Records of the Younken/Houpt family were compiled and written in 1931 by Elizabeth and John's great-granddaughter, Anita L. (Smith) Eyster. In this tribute, she wrote that "John Houpt so far profited by his early hardships that he gave to his children all the advantages of education that might be had in his day. It is notable that the family has produced few farmers but many engineers and professional men. And the Lutheran creed is still held amongst them, with its harshness modified by time." Many years later, her records were donated by her heirs to the Spruance Library and Museum in Doylestown, Bucks County.
Son Henry Youngken Houpt (1793-1864) was born in 1793. He never married. He died on July 26, 1864, with burial beside his mother in the burying yard of Durham Union Church.
Son John Houpt Jr. (1795-1885) was born in 1795. He never married. Over the span of 90 years, he lived and worked on the family's homestead farm, with his single sister Elizabeth sharing the household. Then when he died, he bequeathed the property to his youngest sister, Mary Ann Witte, whose son owned it circa 1931.
Son Daniel Houpt (1798-1802)
Son Abraham Houpt (1799-1871) was born in 1799. He was the only one of his brothers to marry. He was wedded to Rachel Long ( ? - ? ), daughter of William and Jane Long.
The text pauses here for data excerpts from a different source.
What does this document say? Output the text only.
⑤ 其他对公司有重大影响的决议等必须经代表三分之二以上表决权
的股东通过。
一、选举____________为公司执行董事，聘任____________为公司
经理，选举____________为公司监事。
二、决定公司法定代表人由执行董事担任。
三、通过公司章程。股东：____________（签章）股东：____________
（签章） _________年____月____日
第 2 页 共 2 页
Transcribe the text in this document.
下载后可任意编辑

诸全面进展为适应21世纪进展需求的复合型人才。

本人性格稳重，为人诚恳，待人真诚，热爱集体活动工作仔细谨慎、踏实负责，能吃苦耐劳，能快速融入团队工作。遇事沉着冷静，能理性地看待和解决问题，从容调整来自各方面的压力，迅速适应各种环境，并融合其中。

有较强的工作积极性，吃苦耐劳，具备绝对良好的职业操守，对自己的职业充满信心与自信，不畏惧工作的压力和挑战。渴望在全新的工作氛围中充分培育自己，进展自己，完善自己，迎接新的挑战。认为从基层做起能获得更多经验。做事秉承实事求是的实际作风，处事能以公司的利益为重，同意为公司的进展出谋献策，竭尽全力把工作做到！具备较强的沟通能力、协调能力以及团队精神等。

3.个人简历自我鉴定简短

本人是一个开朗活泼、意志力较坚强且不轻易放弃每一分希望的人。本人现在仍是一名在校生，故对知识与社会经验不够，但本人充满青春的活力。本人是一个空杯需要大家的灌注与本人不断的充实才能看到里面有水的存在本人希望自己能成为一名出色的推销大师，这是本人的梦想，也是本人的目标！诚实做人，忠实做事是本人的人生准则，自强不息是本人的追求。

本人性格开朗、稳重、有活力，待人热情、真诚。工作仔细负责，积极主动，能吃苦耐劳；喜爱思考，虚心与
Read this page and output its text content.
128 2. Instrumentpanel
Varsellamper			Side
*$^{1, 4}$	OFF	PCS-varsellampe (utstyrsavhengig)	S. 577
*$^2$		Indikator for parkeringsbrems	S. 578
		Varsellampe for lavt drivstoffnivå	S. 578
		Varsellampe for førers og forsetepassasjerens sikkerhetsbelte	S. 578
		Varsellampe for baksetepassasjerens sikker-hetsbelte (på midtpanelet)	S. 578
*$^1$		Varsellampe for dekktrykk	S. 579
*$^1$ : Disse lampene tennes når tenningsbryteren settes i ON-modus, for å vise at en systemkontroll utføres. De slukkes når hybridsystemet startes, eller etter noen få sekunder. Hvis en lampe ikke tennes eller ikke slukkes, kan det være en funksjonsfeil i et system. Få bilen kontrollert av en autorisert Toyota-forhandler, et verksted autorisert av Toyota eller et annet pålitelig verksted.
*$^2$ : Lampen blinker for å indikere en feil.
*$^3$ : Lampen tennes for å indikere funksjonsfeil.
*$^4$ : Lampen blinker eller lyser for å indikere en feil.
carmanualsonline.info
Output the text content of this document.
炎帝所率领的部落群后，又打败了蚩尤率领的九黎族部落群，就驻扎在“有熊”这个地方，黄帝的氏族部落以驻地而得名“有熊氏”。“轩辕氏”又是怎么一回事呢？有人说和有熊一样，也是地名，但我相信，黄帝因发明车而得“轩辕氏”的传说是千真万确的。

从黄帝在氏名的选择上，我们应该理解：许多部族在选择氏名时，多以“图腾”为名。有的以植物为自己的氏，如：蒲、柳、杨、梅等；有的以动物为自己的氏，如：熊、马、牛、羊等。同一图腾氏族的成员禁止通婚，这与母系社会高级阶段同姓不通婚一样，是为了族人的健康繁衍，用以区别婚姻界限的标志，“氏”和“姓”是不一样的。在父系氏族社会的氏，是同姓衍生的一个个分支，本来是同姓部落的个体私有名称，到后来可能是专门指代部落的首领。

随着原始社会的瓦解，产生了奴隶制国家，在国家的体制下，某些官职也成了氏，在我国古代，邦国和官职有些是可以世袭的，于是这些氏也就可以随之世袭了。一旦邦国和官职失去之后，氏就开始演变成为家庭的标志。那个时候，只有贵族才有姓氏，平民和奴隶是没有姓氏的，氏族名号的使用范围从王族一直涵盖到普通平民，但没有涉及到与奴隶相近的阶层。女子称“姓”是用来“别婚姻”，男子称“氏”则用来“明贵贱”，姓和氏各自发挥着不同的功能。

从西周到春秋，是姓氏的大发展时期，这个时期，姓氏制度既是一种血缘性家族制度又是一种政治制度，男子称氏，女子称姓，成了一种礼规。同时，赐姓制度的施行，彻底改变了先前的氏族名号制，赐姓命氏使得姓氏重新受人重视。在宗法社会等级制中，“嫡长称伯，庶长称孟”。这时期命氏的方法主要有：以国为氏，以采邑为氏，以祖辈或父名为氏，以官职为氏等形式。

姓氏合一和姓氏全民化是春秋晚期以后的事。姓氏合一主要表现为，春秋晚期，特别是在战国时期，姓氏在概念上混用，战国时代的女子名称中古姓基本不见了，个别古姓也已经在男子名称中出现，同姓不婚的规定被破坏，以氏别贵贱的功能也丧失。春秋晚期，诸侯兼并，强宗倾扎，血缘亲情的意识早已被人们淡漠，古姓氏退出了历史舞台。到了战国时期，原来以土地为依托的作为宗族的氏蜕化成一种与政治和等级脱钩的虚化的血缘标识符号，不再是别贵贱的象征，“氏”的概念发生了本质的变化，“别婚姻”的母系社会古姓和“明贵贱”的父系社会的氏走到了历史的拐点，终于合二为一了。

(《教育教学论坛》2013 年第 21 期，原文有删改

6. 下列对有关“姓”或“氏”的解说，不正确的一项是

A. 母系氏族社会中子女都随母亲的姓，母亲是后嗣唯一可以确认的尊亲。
They were the parents of one son.
Daughter Elizabeth Houpt (1804-1881) was born in 1804. She never married and remained on the old farmstead for decades.
Son Benjamin Franklin Houpt (1809-1838)
Daughter Mary Houpt (1812-1814)
Daughter Mary Ann Houpt (1816-1876) was born in 1816. She was united in holy matrimony with William H. Witte (Oct. 4, 1817-1878), son of Christopher Henry and Elizabeth (Wagner) Witte of Springfield Township, Bucks County. At the age of 16, in 1833, William took over the family business after the death of his father. Then at the age of 21, in 1838, he opened a retail store in Hellertown, and after two years moved to Philadelphia. He then opened a business on Third Street and remained in the city for good. Said the History of Bucks County, William was "a prominent man in politics, being a fluent public speaker and having a commanding presence. He was a man of great natural ability, and what he lacked in classical culture made up by close reading and study and persuasive eloquence. He was elected to the Congress of the United States, about 1850, and served one term. He aspired to the Governor's chair of Pennsylvania and was a candidate for nomination." The couple's one known son was William F. Witte. Despite living in Philadelphia, they retained an interest in the family farmstead, and inherited it after the death of Mary Ann's bachelor brother John.